> Promoting violence and harassment is a fundamentally different type of speech than disagreeing with the prevailing local opinion on a controversial subject that has many shades of gray (that your examples intentionally lack).
Plenty of people disagree, and do indeed claim that not letting a transgender woman compete against natal females is harassment towards transgender people. Heck, I've even seen people claim that this is genocide.
I don't really care about these topics, but the point is that many people do not, or perhaps cannot, distinguish between "hate speech" and and opinions they disagree with. Contrary to your claim that "hate can't be applied to many things, including disagreements like this comment", hate speech is often applied to dissenting opinions.
> Plenty of people disagree, and do indeed claim that not letting a transgender woman compete against natal females is harassment towards transgender people. Heck, I've even seen people claim that this is genocide.
It's a ridiculous claim but so what? It has no teeth anyways.
Nobody gets suspended from mainstream social media for simply expressing opposition to transgender gender athletics.
They get suspended for actually harassing transgender athletes.
You might get demonetized for that opinion, but getting paid to express an unpopular opinion isn't a right.
From that same article it says that he was banned for "Promoting, encouraging, or facilitating the discrimination or denigration of a group of people based on their protected characteristics". That is harassment, not expressing an opinion.
All you did was repeat the banned individual's own opinion about why they were banned.
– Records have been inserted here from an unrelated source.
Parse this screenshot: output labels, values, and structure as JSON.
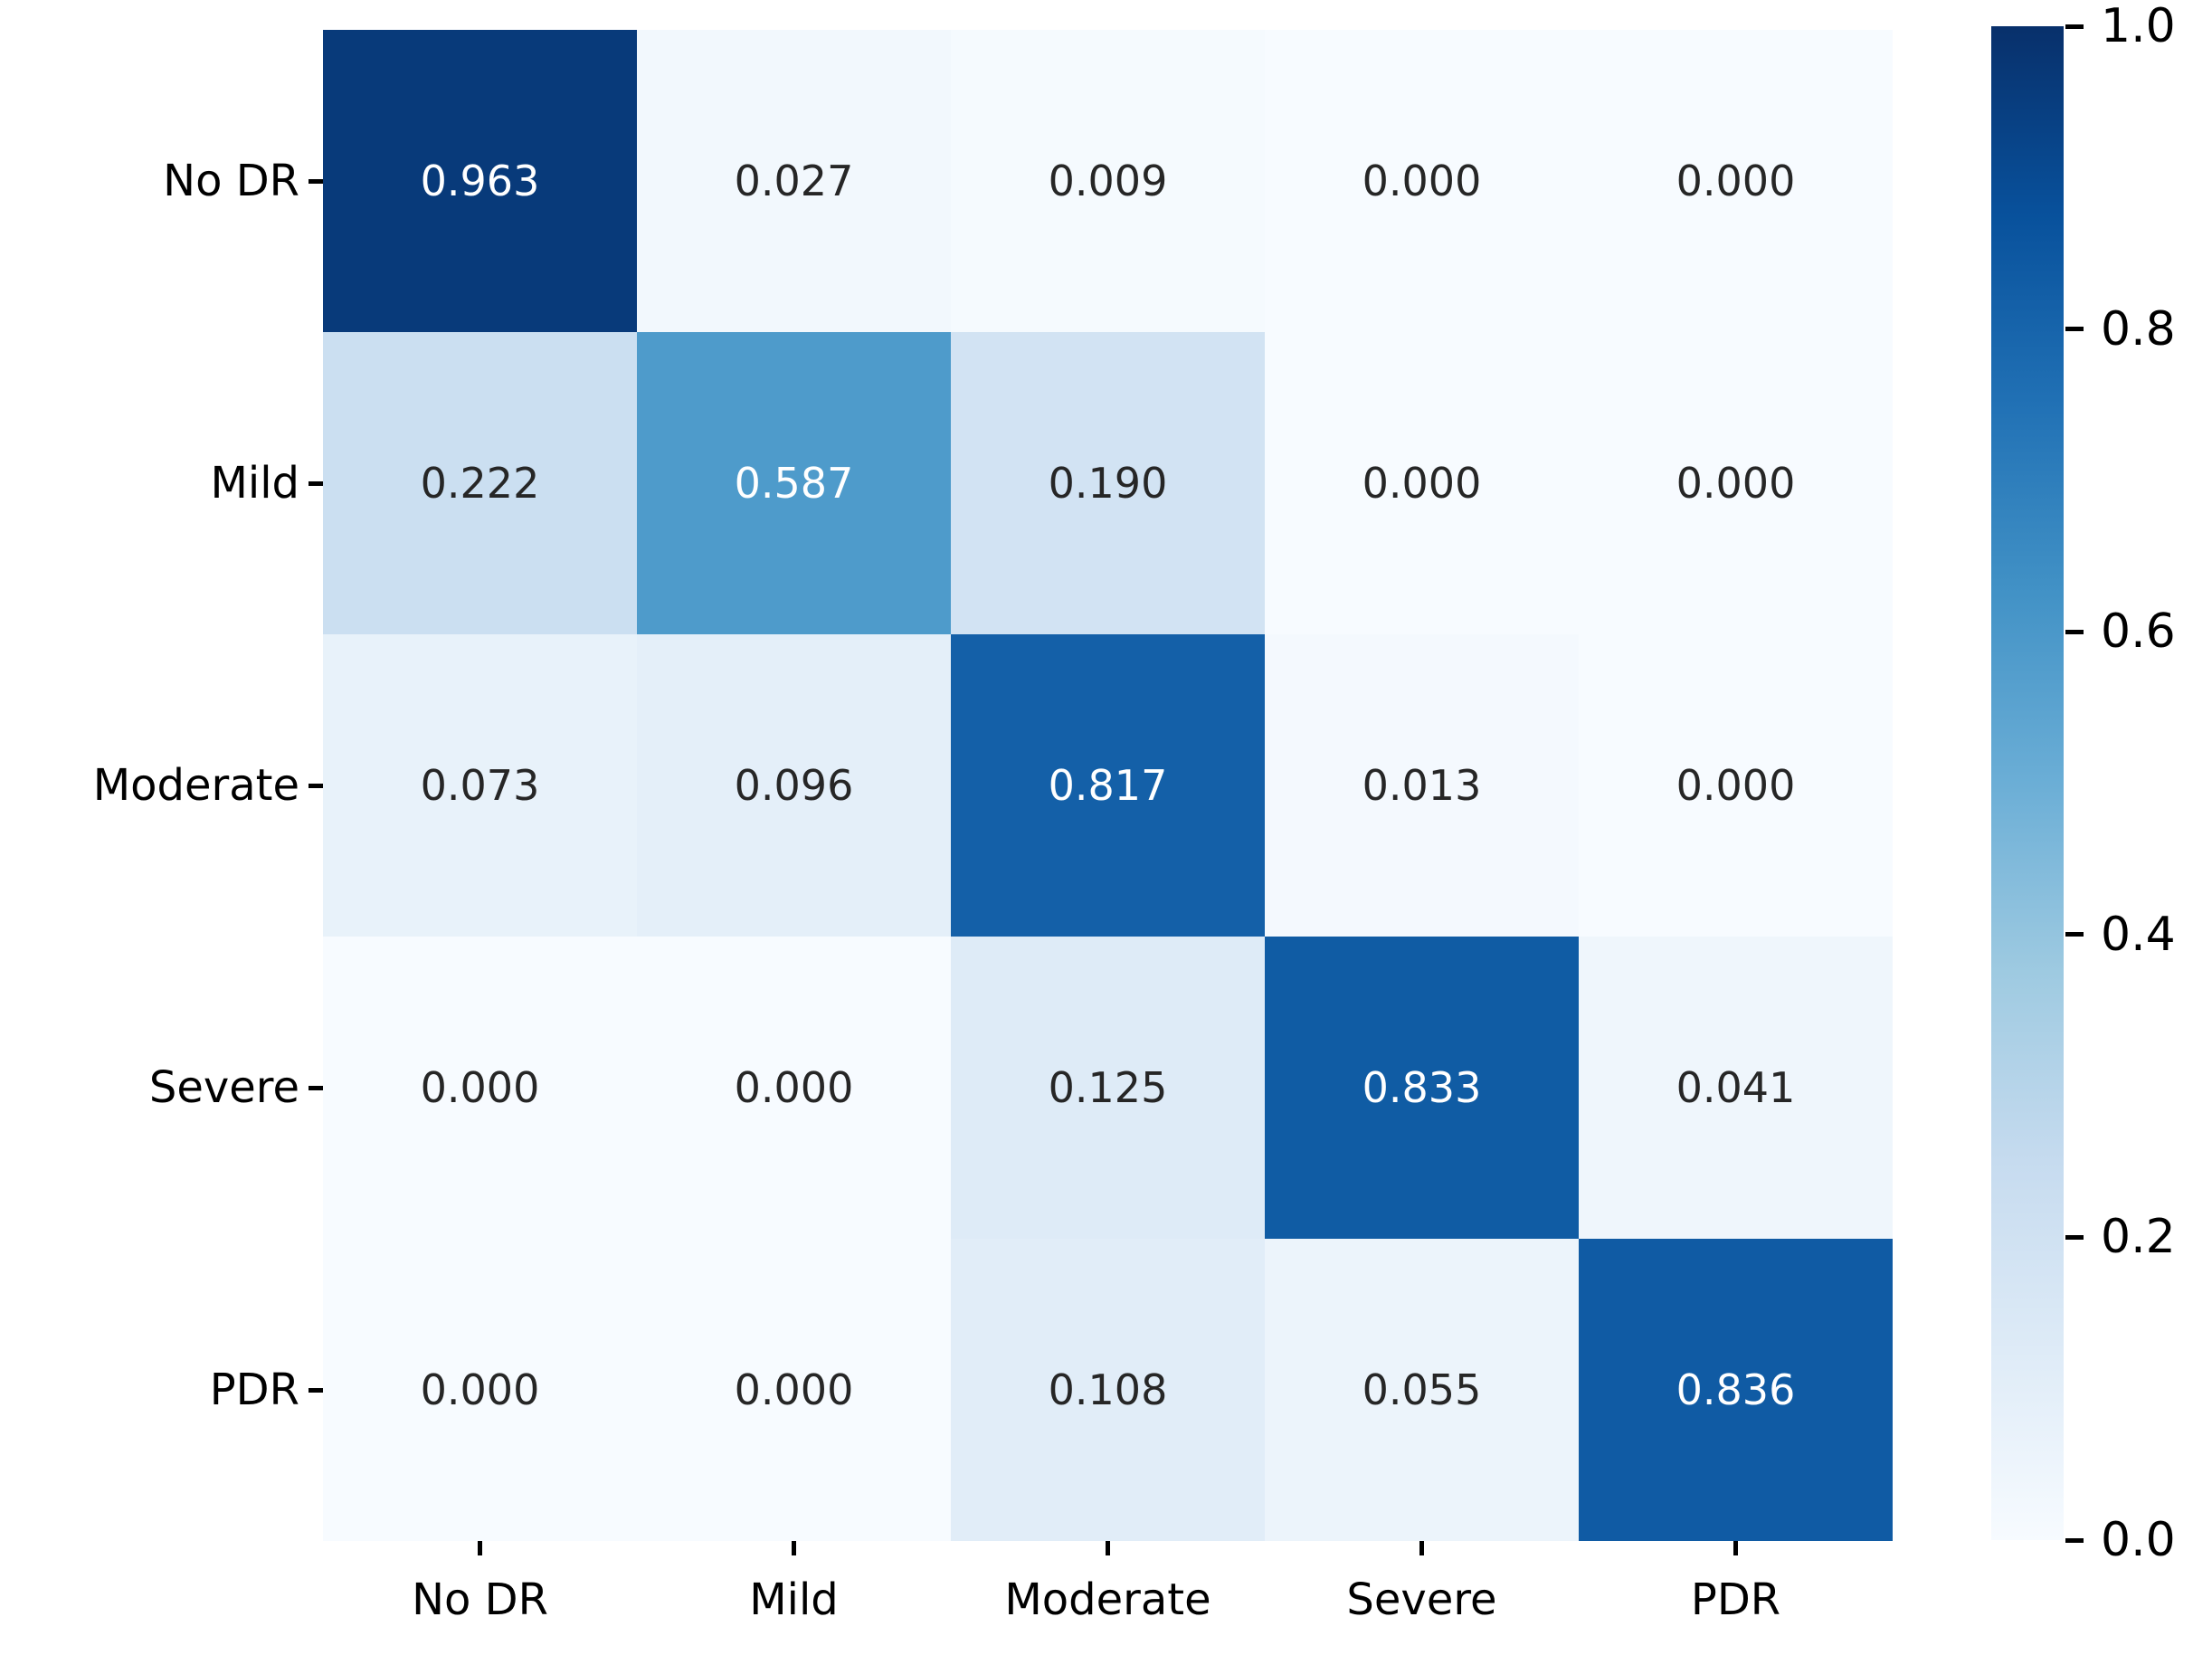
{
  "chart_data": {
    "type": "heatmap",
    "title": "",
    "xlabel": "",
    "ylabel": "",
    "x_categories": [
      "No DR",
      "Mild",
      "Moderate",
      "Severe",
      "PDR"
    ],
    "y_categories": [
      "No DR",
      "Mild",
      "Moderate",
      "Severe",
      "PDR"
    ],
    "matrix": [
      [
        0.963,
        0.027,
        0.009,
        0.0,
        0.0
      ],
      [
        0.222,
        0.587,
        0.19,
        0.0,
        0.0
      ],
      [
        0.073,
        0.096,
        0.817,
        0.013,
        0.0
      ],
      [
        0.0,
        0.0,
        0.125,
        0.833,
        0.041
      ],
      [
        0.0,
        0.0,
        0.108,
        0.055,
        0.836
      ]
    ],
    "value_decimals": 3,
    "vmin": 0.0,
    "vmax": 1.0,
    "grid": false,
    "legend_position": "right-colorbar",
    "colormap": "Blues",
    "colormap_stops": [
      {
        "pos": 0.0,
        "color": "#f7fbff"
      },
      {
        "pos": 0.125,
        "color": "#deebf7"
      },
      {
        "pos": 0.25,
        "color": "#c6dbef"
      },
      {
        "pos": 0.375,
        "color": "#9ecae1"
      },
      {
        "pos": 0.5,
        "color": "#6baed6"
      },
      {
        "pos": 0.625,
        "color": "#4292c6"
      },
      {
        "pos": 0.75,
        "color": "#2171b5"
      },
      {
        "pos": 0.875,
        "color": "#08519c"
      },
      {
        "pos": 1.0,
        "color": "#08306b"
      }
    ],
    "colorbar_ticks": [
      {
        "label": "1.0",
        "value": 1.0
      },
      {
        "label": "0.8",
        "value": 0.8
      },
      {
        "label": "0.6",
        "value": 0.6
      },
      {
        "label": "0.4",
        "value": 0.4
      },
      {
        "label": "0.2",
        "value": 0.2
      },
      {
        "label": "0.0",
        "value": 0.0
      }
    ],
    "colors": {
      "background": "#ffffff",
      "annotation_dark": "#262626",
      "annotation_light": "#ffffff",
      "tick": "#000000"
    }
  }
}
Of course, you are free to think Twitch is lying about its reasons for the ban, but you've offered no evidence of that.
According to that article, the individual also had a history of encouraging the murder of protestors by white militias on Twitch, so sounds like they had plenty of grounds on which to ban him already, and perhaps they finally just got around to it.
It undermines your argument to use someone like that as an example.
> From that same article it says that he was banned for "Promoting, encouraging, or facilitating the discrimination or denigration of a group of people based on their protected characteristics". That is harassment, not expressing an opinion. All you did was repeat the banned individual's own opinion about why they were banned. Of course, you are free to think Twitch is lying about its reasons for the ban, but you've offered no evidence of that.
And what was the nature of that "harassment"? The fact that he didn't agree with the orthodoxy around natal males in women's sports. You're acting out the the exact dynamic I'm talking about: dissenting opinions are labeled harassment or denigration and become bannable offenses. Then people get banned for the "harassment" that is holding a verboten opinion, with no actual harassment taking place. And this is by far from the only example [1].
You're asking me to prove a negative. Who was harassed? Twitch didn't say, and no one can seem to identify a harassment target. When did this harassment occur? Again, nothing is specified. If you can identify a harassment victim it'd be good of you to do so.
> According to that article, the individual also had a history of encouraging the murder of protestors by white militias on Twitch, so sounds like they had plenty of grounds on which to ban him already, and perhaps they finally just got around to it.
If this was the case, the ban would have been for incitement to violence, a separate ToU clause Twitch uses to ban people who call for violence. Not discrimination or denigration of a group on the basis of protected characteristics. Furthermore, these comments occurred two years before the ban - your comment makes it sound like this happened the week before he commented about Thomas. In case you're wondering, in reference to people defending themselves from arsonists (the exact words were, "dipshit protesters that think that they can torch buildings at 10 p.m.") not shooting actual protestors. It continues to amaze me how 10 seconds can be edited to portray someone in a completely opposite light of reality. If you're interested in this creator's leanings, just take a look at a recent video [2].
Espousing dissenting opinions absolutely does get people banned. The reasons cited are harassment, but no harassment victim is identified because holding the prohibited opinion is now considered harassment even if no individual is actually harassed.
Plenty of people disagree, and do indeed claim that not letting a transgender woman compete against natal females is harassment towards transgender people. Heck, I've even seen people claim that this is genocide.
I don't really care about these topics, but the point is that many people do not, or perhaps cannot, distinguish between "hate speech" and and opinions they disagree with. Contrary to your claim that "hate can't be applied to many things, including disagreements like this comment", hate speech is often applied to dissenting opinions.